The other half of the mold has draft that will work. The draft needs to change direction at the parting surface. The way you have designed the parting is going to make that difficult. If you can simplify the parting it will be a lot easier to make the draft correctly.
The easiest way would be to make the part all in one half of the mold. The other half would just be a cover that has just the flat surfaces of the one side of the part.
If its required for some reason to have parting split somewhere in between so that both sides of the mold have opposing draft it would be best to make the parting something simple like a flat plane.
The way you have designed the parting it can be done but it will require a lot more skill and work.
The mold maker did a visit today and I am completely redoing the mold according to much of what you said
Yes that’s how I’m doing it now, I’ll post something when complete. My mock up mold was a test and as you said makes it more difficult and has problem areas.

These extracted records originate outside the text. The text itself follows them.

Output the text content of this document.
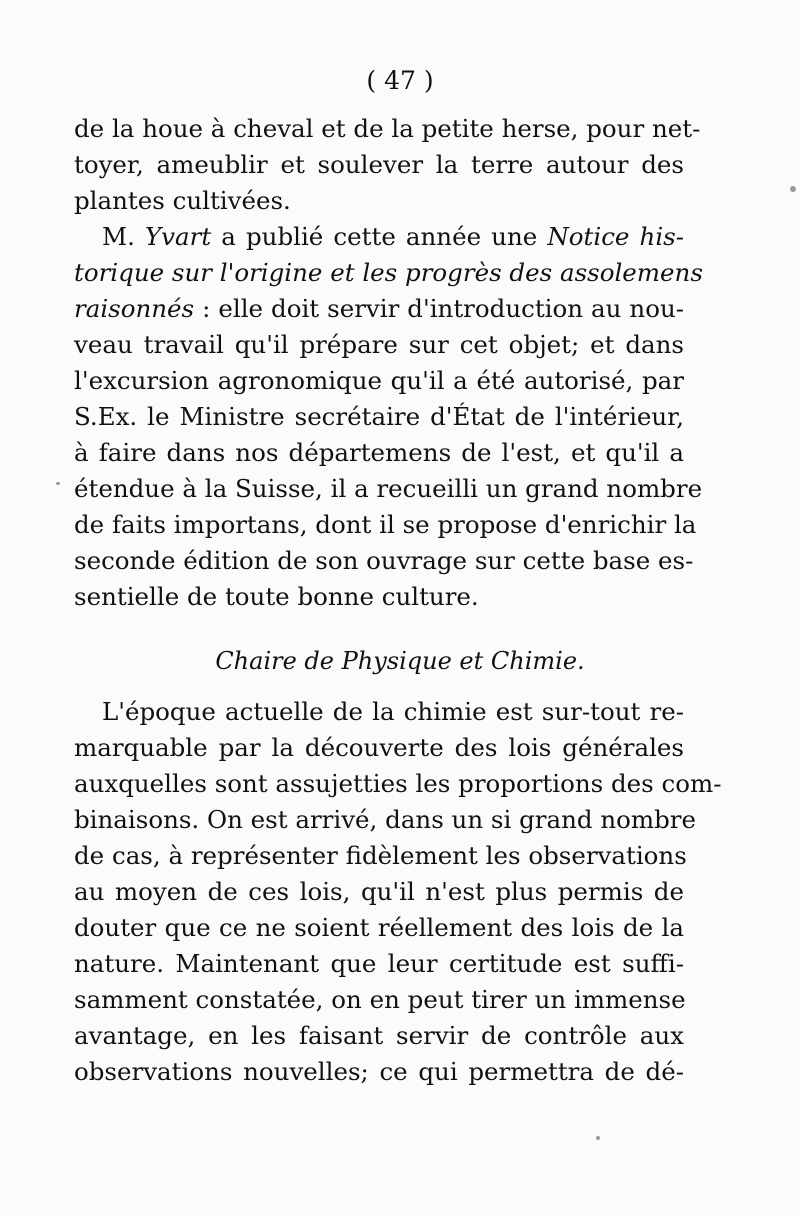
( 47 )
de la houe à cheval et de la petite herse, pour net-
toyer, ameublir et soulever la terre autour des
plantes cultivées.
M. Yvart a publié cette année une Notice his-
torique sur l'origine et les progrès des assolemens
raisonnés : elle doit servir d'introduction au nou-
veau travail qu'il prépare sur cet objet; et dans
l'excursion agronomique qu'il a été autorisé, par
S.Ex. le Ministre secrétaire d'État de l'intérieur,
à faire dans nos départemens de l'est, et qu'il a
étendue à la Suisse, il a recueilli un grand nombre
de faits importans, dont il se propose d'enrichir la
seconde édition de son ouvrage sur cette base es-
sentielle de toute bonne culture.
Chaire de Physique et Chimie.
L'époque actuelle de la chimie est sur-tout re-
marquable par la découverte des lois générales
auxquelles sont assujetties les proportions des com-
binaisons. On est arrivé, dans un si grand nombre
de cas, à représenter fidèlement les observations
au moyen de ces lois, qu'il n'est plus permis de
douter que ce ne soient réellement des lois de la
nature. Maintenant que leur certitude est suffi-
samment constatée, on en peut tirer un immense
avantage, en les faisant servir de contrôle aux
observations nouvelles; ce qui permettra de dé-
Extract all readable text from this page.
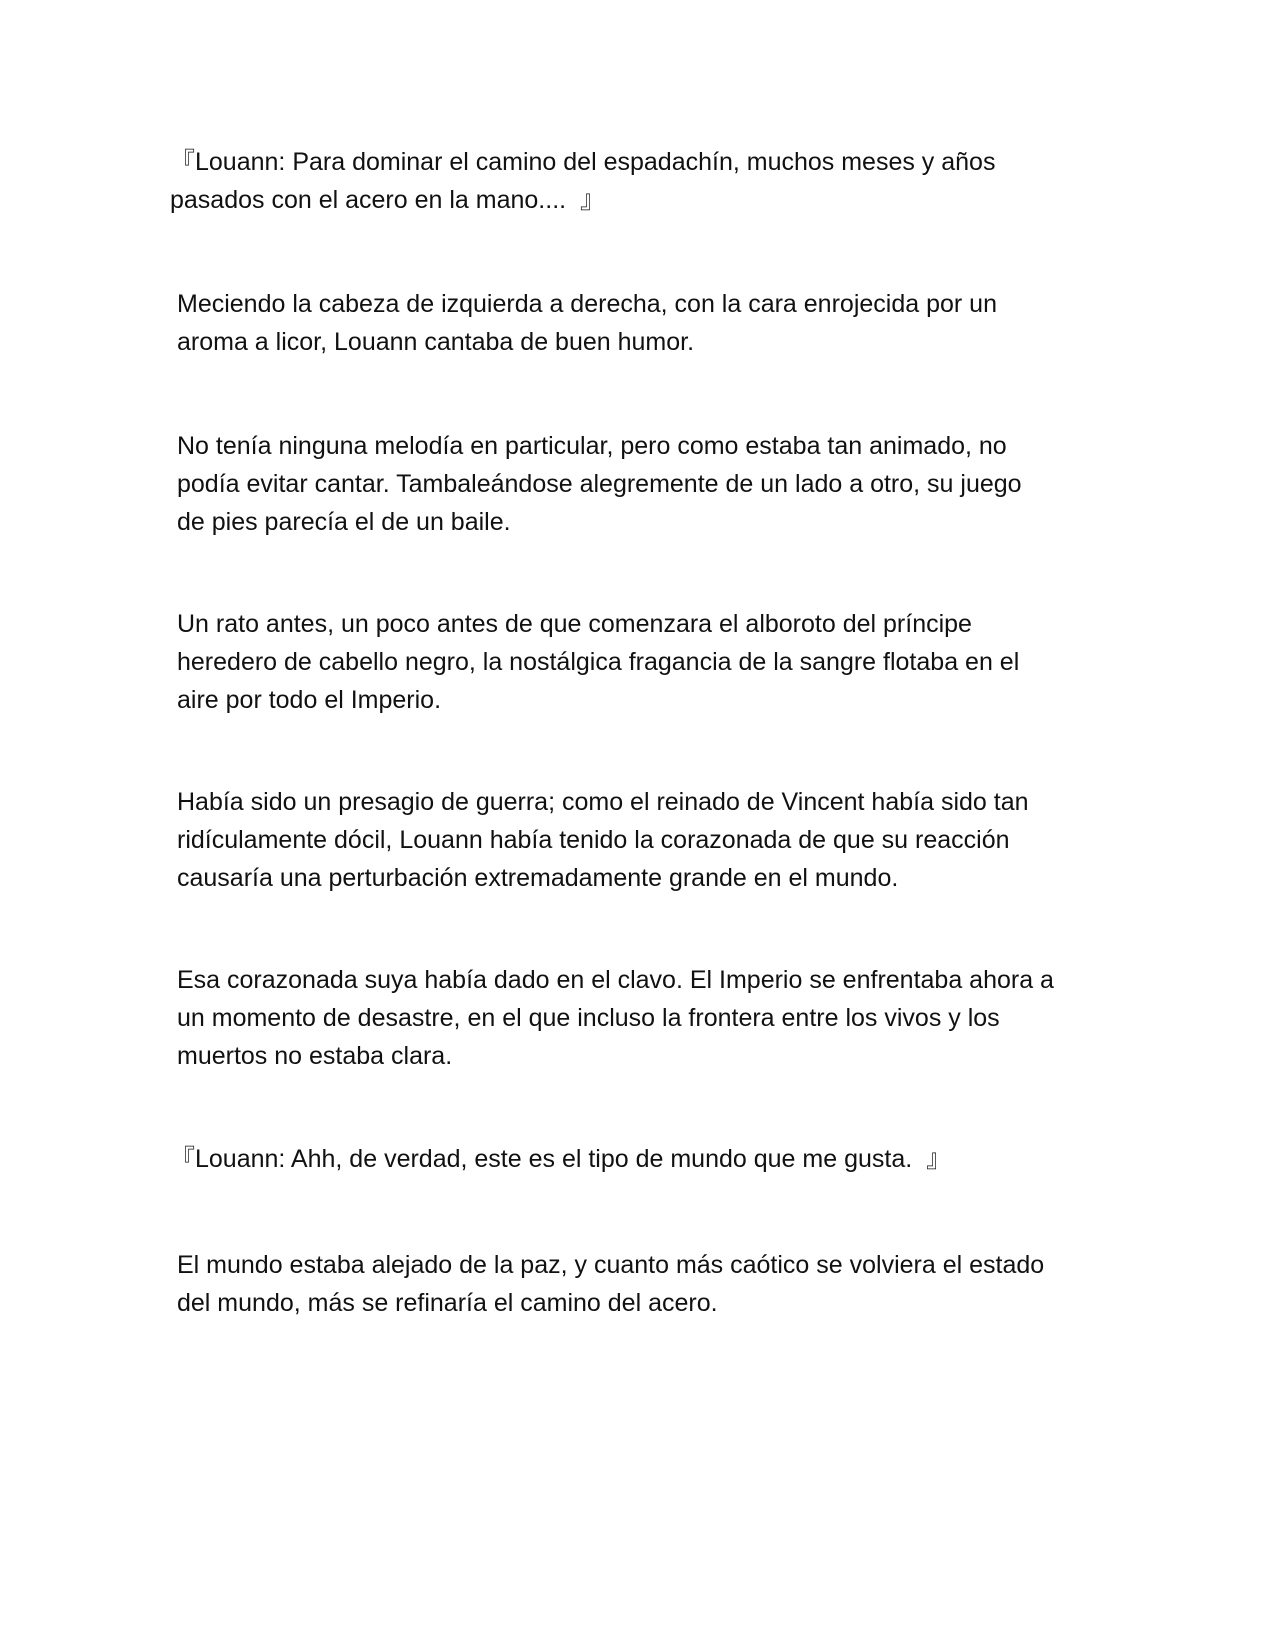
『Louann: Para dominar el camino del espadachín, muchos meses y años
pasados con el acero en la mano....  』

Meciendo la cabeza de izquierda a derecha, con la cara enrojecida por un
aroma a licor, Louann cantaba de buen humor.

No tenía ninguna melodía en particular, pero como estaba tan animado, no
podía evitar cantar. Tambaleándose alegremente de un lado a otro, su juego
de pies parecía el de un baile.

Un rato antes, un poco antes de que comenzara el alboroto del príncipe
heredero de cabello negro, la nostálgica fragancia de la sangre flotaba en el
aire por todo el Imperio.

Había sido un presagio de guerra; como el reinado de Vincent había sido tan
ridículamente dócil, Louann había tenido la corazonada de que su reacción
causaría una perturbación extremadamente grande en el mundo.

Esa corazonada suya había dado en el clavo. El Imperio se enfrentaba ahora a
un momento de desastre, en el que incluso la frontera entre los vivos y los
muertos no estaba clara.

『Louann: Ahh, de verdad, este es el tipo de mundo que me gusta.  』

El mundo estaba alejado de la paz, y cuanto más caótico se volviera el estado
del mundo, más se refinaría el camino del acero.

Can’t thank you enough for your sound advice and for taking a look at the model and mold.
But what I was thinking in my previous post was to change the direction of draft on the 4 outer walls. That would make the part and the mold look like this: Mold_opposite_draft.3dm (4.4 MB)
Which way is best for your application I can’t say but both ways are easy to model in Rhino.
Because the draft in that mold is going the wrong way so that the part can not be drawn from the mold. The draft analysis tool shows the draft is inconsistent with the rest of the mold.
Yes this is exactly the way I had to redesign the mold, after discussion with the mold maker, I’m glad the original part was ok. Thanks for your file, gratifying to see the correct way to do it and that I’m on the correct track.
Also thanks for the example file Mold_opposite_draft good to learn an alternative.
@ftzuk thanks for taking a look at the original part.